Мыс Доброй Надежды - Елена Семеновна Василевич
Шрифт:
Интервал:
Закладка:
Назавтра прошел дождь, и палуба сделалась скользкая, как каток. Мальчики это сразу оценили и уже вдвоем «катались на коньках»…
Алик и правда был сыном капитана нашего теплохода и капитанши, молодой располневшей женщины, которая редко когда показывалась из своей капитанской каюты.
А Леня… Дома знакомые заверили его мать, что «втиснуть» мальчика на теплоход будет все равно что раз плюнуть. И она отважилась и взяла сына с собой, хоть в путевке черным по белому было написано: «Детям до шестнадцати лет путешествие на теплоходе не разрешается». И конечно, натерпелась горя. При посадке ей предложили либо оставить сына, если есть родственники или знакомые в Москве, либо самой отправить его самолетом домой, а потом догонять теплоход. Ни того, ни другого она не могла сделать. И она умолила капитана разрешить ей взять сына с собой, пообещав, что тут же отправит телеграмму и сдаст его своим родителям в Саратове. На том и порешили.
Мальчики вскоре подружились и были неразлучны.
Как сын капитана, Алик чувствовал себя в привилегированном положении. Он был на теплоходе, в особенности среди команды, своим человеком и потому водил Леню — новичка в путешествиях — по всем закоулкам теплохода. Спускался с ним в трюм и, с разрешения старшего механика, даже в машинное отделение. Но там, в машинном, от шума и грохота мудреных машин, которые двигались и делали что-то все сразу, Леня только глох и ничего не мог ни понять, ни различить. Мальчики не раз заглядывали и в капитанскую рубку! И там, совсем как его отец, капитан, как старпом, Алик сам командовал: «Право руля!», «Лево руля!», «Полный вперед!»

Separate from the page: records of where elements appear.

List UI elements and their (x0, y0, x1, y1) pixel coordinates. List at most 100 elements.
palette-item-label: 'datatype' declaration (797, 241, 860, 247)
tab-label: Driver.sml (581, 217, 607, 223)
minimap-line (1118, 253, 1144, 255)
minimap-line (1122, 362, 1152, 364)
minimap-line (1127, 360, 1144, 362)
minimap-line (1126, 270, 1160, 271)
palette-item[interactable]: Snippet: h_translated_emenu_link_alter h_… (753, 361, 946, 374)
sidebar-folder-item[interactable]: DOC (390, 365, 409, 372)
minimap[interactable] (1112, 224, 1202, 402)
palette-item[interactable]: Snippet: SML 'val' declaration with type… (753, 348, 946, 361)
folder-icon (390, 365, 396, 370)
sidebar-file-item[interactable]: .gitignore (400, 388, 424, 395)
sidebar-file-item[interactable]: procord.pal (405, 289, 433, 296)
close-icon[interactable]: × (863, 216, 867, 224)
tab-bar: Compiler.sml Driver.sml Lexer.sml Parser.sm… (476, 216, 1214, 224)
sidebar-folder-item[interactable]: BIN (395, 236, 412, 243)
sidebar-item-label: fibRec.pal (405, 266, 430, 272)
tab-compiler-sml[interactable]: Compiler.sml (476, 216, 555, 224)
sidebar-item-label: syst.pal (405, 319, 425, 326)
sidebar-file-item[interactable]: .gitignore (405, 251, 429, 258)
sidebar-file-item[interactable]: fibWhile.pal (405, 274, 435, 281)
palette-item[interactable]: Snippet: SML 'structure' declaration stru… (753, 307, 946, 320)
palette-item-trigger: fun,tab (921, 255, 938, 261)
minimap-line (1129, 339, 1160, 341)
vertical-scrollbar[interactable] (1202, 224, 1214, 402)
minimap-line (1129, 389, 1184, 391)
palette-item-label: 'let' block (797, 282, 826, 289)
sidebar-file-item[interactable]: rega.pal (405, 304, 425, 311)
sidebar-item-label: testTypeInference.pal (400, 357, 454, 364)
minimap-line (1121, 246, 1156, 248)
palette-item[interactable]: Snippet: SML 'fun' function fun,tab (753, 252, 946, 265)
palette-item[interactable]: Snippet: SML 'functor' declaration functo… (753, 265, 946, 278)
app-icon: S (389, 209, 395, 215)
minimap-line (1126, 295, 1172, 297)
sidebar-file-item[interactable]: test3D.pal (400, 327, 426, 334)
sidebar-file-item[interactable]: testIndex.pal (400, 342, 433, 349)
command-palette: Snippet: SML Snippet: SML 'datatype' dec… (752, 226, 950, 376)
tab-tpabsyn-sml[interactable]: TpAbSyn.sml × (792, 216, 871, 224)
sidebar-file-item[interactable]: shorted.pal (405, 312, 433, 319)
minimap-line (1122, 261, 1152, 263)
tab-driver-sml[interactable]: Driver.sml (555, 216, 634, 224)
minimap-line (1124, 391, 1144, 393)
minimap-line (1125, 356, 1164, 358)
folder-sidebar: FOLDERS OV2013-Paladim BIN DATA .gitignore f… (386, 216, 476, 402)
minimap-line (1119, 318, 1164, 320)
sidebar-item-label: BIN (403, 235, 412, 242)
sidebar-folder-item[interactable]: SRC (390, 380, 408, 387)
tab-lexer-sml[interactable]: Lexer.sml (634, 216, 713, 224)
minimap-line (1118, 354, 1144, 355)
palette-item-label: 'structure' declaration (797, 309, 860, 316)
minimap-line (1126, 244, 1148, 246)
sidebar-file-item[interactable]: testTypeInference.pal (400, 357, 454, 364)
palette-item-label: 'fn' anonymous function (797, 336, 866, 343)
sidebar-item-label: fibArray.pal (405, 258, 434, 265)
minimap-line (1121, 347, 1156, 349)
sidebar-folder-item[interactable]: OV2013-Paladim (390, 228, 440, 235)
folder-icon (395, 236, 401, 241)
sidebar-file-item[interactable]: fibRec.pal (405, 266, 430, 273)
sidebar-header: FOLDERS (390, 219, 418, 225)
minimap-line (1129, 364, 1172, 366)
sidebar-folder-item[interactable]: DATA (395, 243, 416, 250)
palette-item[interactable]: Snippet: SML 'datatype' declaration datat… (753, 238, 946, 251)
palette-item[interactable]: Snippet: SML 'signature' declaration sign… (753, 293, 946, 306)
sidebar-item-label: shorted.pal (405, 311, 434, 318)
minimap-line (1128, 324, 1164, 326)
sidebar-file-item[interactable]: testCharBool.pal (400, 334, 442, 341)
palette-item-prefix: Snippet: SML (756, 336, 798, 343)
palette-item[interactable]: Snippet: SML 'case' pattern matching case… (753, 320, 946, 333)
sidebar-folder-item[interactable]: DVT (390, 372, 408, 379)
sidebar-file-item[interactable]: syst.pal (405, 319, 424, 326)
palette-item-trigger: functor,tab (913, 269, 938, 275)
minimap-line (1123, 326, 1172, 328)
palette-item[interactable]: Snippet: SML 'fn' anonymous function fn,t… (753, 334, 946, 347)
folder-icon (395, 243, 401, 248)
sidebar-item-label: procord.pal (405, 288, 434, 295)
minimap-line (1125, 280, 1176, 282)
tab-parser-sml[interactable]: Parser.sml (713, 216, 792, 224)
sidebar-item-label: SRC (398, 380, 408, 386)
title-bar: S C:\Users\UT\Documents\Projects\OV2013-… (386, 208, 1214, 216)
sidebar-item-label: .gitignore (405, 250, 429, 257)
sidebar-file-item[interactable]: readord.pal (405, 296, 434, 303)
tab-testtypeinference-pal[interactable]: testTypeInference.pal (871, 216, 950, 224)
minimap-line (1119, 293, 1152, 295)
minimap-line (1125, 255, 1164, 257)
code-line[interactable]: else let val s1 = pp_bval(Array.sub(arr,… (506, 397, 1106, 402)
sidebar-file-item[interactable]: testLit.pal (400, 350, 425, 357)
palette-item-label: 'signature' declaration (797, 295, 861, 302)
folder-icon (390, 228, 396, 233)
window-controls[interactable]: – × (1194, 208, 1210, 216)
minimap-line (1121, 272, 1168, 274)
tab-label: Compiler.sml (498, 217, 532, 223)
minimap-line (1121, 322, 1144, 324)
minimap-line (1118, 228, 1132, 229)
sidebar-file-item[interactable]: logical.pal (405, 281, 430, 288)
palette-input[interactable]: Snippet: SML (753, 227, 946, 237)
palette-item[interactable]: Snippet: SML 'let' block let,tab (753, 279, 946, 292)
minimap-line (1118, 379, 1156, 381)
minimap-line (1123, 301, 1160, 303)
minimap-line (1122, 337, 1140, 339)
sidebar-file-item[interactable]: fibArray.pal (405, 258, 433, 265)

— Вот что, брат, — обыкновенно говорил отец Алика, высокий светловолосый мужчина в синей форме капитана-речника, — давай-ка ты лучше полный назад.
Леня сначала побаивался капитана и всей команды теплохода, но, быстро освоившись и почувствовав, что капитан человек не злой, тоже каждый раз норовил подержаться за штурвал.
— Почему это везде стрелки и стрелки? — спрашивал он.
— А это, брат, все умные приборы, которые показывают, какой держим курс, с какой скоростью идем. Показывают, как машинное отделение работает… Ты не был в машинном?
— Был.
— Ну и как?
— Там очень жарко.
— Гм… Заметил ты, брат, правильно. Что жарко, то жарко… Ну, а как насчет машин, разобрался?
— Они очень грохочут.
— И это, брат, верно. Грохочут!.. Ну ладно, сдам вахту, пойдем вместе поглядим, что к чему.
И капитан исполнил свое обещание: сдав вахту, сам сводил мальчиков в машинное отделение и объяснил им, что к чему.
Как-то во время одного такого серьезного мужского разговора капитан спросил у Леньки:
— Ну как, домой, к батьке, вернешься уже моряком?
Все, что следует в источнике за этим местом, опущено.